Based on our review of Lewis' complaint and the state court documents submitted by the Defendants, it is clear that those requirements have been met and that Lewis is merely attempting to re-litigate issues that were already decided in state court. See Exxon Mobil Corp. v. Saudi Basic Indus. Corp., 544 U.S. 280, 293 (2005) (recognizing that "a federal court may be bound to recognize the claim-and issue-preclusive effects of a state-court [*5]  judgment"). First, Lewis' prior state court actions were dismissed on the merits. See Morris v. Jones, 329 U.S. 545, 550-51 (1947) (holding that a default judgment constitutes a decision on the merits for res judicata purposes); DeGroot, Kalliel, Traint & Conklin, P.C. v. Camarota, 404 A.2d 1211, 1213 (N.J. Super. Ct. App. Div. 1979) (same). Second, PennyMac is a party here and in the prior actions.5 Finally, the present action and the prior state suits involve the issue whether the mortgage was fraudulently assigned to PennyMac. We note that Lewis could have raised in state court claims under the FDCPA, the RICO Act, the New Jersey CFA, and civil conspiracy laws. See e.g., Hodges v. Sasil Corp., 915 A.2d 1, 7 (N.J. 2007) (addressing FDCPA claim in connection with landlord-tenant dispute); Mayo, Lynch & Assocs., Inc. v. Pollack, 799 A.2d 12, 20-22 (N.J. Super. Ct. App. Div. 2002) (considering federal RICO claim).

5   With respect to the individual defendants named here, only one, M.E. Wileman, was named in the state court proceedings. Nevertheless, we conclude that the individual defendants were in privity with PennyMac. "Privity 'is merely a word used to say that the relationship between one who is a party on the record and another is close enough to include that other within the res judicata.'" Marran v. Marran, 376 F.3d 143, 151 (3d Cir. 2004) (quoting EEOC v. U.S. Steel Corp., 921 F.2d 489, 493 (1990)). Indeed, the individual defendants all worked for or on behalf of PennyMac. See Henry v.
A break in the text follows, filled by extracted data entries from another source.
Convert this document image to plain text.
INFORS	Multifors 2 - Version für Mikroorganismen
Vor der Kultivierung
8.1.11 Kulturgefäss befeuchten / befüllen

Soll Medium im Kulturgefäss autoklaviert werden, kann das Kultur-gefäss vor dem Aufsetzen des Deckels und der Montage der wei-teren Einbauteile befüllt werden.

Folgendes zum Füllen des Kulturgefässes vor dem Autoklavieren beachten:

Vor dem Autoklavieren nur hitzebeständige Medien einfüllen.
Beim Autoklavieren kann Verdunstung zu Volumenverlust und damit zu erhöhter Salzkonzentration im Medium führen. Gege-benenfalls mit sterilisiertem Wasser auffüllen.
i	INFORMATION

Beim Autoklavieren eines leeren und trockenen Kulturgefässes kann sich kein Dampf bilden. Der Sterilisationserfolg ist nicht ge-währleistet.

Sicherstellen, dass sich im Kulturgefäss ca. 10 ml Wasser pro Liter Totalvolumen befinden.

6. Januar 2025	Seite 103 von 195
Farmer City State Bank, 808 F.2d 1228, 1235 n.6 (7th Cir. 1986) ("Even though the Bank was the only actual party to the state court mortgage foreclosure proceedings, the other defendants, as directors, officers, employees, and attorneys of the Bank, are in privity with the Bank for purposes of res judicata."); see also Collins v. E.I. DuPont de Nemours & Co., 34 F.3d 172, 176 (3d Cir. 1994) (stating that, under New Jersey law, "[a] relationship is usually considered 'close enough' [for res judicata purposes] only when the party is a virtual representative of the non-party, or when the non-party actually controls the litigation.").

For these reasons, we will affirm the District Court's judgment.6

6   Lewis' "motion for attorney to show bona fides and authority" and "motion to strike appellees' answer brief and sanction the Appellees' attorneys" are denied. We also deny as moot Appellees' "motion for leave to file opposition to Appellant's motion for attorney to show bona fides and authority."